Tuesday, September 7, 2010

The FED has the Tools?

Good Morning,
I hope your September is off to a great start! The media continues to focus on the debate of our economy heading into a double dip (a second decline in GDP immediately following a short recovery) and/or into a period of deflation. As I read several articles by different sources one central theme becomes clear. It seems the majority of economists and the Federal Reserve feel at this point a double dip is unlikely. One factor that is fueling the media storm is the mixed bag of economic reports and the fact that the FED has needed to revise GDP growth numbers down. However, it is important to note that we are still growing; just not the rate that was forecasted. Second quarter growth was revised down to 1.6% from the forecasted 2.4% As we move into the last part of 2010 there is a large potential for more volatility in both the equity and stock markets. The FED is also committed to using any means necessary to keep the recovery going (see attached.) This volatility will largely be driven by investors trying to get a read on where we are headed. Bottom line is we are growing; American’s personal savings rate is north of 6% and most companies are sitting on sizable cash reserves. Hopefully we will see some of this cash spent in the market to further fuel the recovery.

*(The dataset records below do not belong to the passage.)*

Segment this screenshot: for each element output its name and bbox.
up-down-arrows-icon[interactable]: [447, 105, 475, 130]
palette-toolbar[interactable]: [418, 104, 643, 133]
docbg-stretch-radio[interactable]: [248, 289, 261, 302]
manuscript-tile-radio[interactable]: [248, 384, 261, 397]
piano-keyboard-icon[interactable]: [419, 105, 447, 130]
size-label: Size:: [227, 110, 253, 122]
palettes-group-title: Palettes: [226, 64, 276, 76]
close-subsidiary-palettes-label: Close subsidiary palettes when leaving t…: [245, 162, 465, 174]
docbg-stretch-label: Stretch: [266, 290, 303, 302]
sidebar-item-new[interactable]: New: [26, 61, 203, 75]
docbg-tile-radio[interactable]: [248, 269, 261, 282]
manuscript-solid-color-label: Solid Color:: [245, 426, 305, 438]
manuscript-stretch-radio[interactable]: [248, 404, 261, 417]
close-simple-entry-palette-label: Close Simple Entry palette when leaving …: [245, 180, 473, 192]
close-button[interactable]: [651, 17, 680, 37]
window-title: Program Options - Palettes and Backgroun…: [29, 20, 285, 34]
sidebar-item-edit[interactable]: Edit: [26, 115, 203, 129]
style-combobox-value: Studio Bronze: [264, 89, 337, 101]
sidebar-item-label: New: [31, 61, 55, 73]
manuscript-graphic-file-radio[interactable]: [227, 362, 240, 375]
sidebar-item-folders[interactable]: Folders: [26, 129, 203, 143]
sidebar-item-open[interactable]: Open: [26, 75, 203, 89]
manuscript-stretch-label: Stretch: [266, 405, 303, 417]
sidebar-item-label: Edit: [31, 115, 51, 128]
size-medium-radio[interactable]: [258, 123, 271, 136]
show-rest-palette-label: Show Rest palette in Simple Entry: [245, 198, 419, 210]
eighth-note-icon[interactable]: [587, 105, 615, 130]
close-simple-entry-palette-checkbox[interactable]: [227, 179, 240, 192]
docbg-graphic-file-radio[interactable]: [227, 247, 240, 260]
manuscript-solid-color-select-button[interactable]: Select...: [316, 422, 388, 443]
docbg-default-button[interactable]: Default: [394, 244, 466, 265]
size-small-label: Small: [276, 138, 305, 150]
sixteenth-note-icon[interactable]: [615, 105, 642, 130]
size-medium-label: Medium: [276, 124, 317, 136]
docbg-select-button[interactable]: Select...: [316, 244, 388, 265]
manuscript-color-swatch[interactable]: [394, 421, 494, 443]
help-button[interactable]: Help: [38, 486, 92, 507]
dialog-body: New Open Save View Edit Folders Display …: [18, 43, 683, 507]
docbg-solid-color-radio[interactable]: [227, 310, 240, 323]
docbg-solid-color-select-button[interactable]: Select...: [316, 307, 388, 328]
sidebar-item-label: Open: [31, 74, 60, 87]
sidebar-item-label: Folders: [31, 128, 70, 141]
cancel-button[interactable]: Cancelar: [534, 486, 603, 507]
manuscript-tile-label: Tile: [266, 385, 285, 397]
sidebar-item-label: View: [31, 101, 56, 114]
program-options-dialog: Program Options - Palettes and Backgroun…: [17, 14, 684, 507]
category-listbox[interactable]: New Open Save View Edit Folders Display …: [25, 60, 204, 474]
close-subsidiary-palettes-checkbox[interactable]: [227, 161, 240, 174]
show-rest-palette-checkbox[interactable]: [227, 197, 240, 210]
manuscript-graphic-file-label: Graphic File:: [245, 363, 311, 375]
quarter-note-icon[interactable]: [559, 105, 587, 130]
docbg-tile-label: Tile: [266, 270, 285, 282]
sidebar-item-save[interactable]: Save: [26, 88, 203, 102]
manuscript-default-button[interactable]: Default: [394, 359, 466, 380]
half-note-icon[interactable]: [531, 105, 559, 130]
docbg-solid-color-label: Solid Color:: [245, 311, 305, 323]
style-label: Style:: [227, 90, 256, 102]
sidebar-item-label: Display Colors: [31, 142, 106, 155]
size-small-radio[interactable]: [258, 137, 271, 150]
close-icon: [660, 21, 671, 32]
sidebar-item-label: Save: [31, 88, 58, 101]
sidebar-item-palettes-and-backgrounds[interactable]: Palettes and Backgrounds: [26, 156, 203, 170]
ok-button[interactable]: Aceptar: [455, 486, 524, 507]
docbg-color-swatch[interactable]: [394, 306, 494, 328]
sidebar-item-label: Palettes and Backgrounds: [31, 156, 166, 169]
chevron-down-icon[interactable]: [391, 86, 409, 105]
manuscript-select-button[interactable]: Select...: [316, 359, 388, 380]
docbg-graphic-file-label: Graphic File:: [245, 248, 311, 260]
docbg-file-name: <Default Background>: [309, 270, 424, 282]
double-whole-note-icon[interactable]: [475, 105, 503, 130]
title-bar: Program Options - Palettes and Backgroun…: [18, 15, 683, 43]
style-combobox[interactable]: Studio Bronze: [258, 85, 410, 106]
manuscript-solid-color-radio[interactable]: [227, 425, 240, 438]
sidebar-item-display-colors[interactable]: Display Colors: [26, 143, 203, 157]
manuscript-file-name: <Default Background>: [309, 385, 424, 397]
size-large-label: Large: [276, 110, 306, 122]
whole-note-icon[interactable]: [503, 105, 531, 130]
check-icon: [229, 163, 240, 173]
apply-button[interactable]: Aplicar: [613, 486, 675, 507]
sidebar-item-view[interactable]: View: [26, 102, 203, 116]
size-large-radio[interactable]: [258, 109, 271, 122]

I am also hopeful rates will continue to remain at records lows to the end of the year. This will give incentive for first time buyers to enter the market and also allow all buyers to qualify for larger purchases. We have also seen some major underwriting guidelines get released in the past several weeks. Please let me know if I can be of service.
Damian
Current Rates:
Fed ready to take 'unconventional measures'
By Hibah Yousuf, staff reporterAugust 27, 2010: 12:43 PM ET
NEW YORK (CNNMoney.com) -- Federal Reserve chairman Ben Bernanke bluntly acknowledged that the U.S. economic recovery has lost considerable steam, but said the central bank has the necessary policy tools to support continued growth.
"The issue at this stage is not whether we have the tools to help support economic activity and guard against inflation," Bernanke said at the Fed annual symposium in Jackson Hole, Wyo. "We do."